Over the past 5 to 10 years there has been a proliferation of automated vehicle (AV) technology available to consumers when buying late-model cars. AV refers to any technology that aids a vehicle to operate by itself with varying amounts of driver interaction. From simple lane-keep assist systems and automatic braking, which can aid in accident avoidance, to the more recent autonomous or self-driving vehicles, these technologies present a potentially promising future but also one filled with many unknowns: technologically, ethically, legally, etc. One of the major hurdles in the development of autonomous vehicles, especially, is weather.
Autonomous vehicles rely on a variety of sensor, camera, and/or communications technologies to accomplish their self driving. When these technologies become impaired by weather, from sun glare overwhelming cameras, to heavy precipitation obscuring sensors, to variable snow cover creating fast changing driving conditions, autonomous vehicles can struggle to maintain safe driving. There are still open questions, as well, such as will an autonomous vehicle be able to differentiate between a wet road and an impassible, flooded road? Also, what happens when a vehicle encounters other dangerous events like large hail, severe winds, ice-coated roads, etc.?
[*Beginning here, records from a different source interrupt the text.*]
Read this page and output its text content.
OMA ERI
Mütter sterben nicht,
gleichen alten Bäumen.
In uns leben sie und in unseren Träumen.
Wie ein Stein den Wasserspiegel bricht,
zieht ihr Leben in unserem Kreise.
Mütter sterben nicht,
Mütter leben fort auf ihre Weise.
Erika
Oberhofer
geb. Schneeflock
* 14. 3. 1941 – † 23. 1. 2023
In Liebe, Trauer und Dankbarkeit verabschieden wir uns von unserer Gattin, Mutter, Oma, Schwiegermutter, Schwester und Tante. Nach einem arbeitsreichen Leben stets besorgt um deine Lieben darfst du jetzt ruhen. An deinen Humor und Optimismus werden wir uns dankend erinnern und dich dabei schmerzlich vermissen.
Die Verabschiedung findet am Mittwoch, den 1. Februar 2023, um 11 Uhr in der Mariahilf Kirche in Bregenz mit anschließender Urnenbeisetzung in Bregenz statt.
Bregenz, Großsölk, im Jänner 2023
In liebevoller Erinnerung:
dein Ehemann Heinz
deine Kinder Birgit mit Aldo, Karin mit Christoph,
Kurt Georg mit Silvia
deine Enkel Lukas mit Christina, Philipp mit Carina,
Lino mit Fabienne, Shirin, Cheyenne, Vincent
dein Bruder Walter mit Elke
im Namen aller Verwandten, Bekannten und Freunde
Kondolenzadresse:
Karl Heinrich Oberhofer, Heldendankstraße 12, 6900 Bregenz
That's why a new study by a team of meteorologists and information/transportation technology consultants has urged improved cooperation between these two broad sectors. The inaugural Automated Vehicles and Meteorology Summit was only first held in 2018 in Washington D.C. It had relatively limited attendance from representatives in the transportation sector. According to this study, the proprietary nature of the AV industry, as well as the competitive nature of the business world do not lend themselves to broad collaborations between the sectors.
Once this collaboration is achieved, though, it is not only the transportation industry that could benefit with improved AV technology, the meteorological sector could also benefit from many of the connected technologies that AVs employ, i.e. providing a wealth of previously unavailable surface weather observations, alerting road maintenance crews to deteriorating road conditions.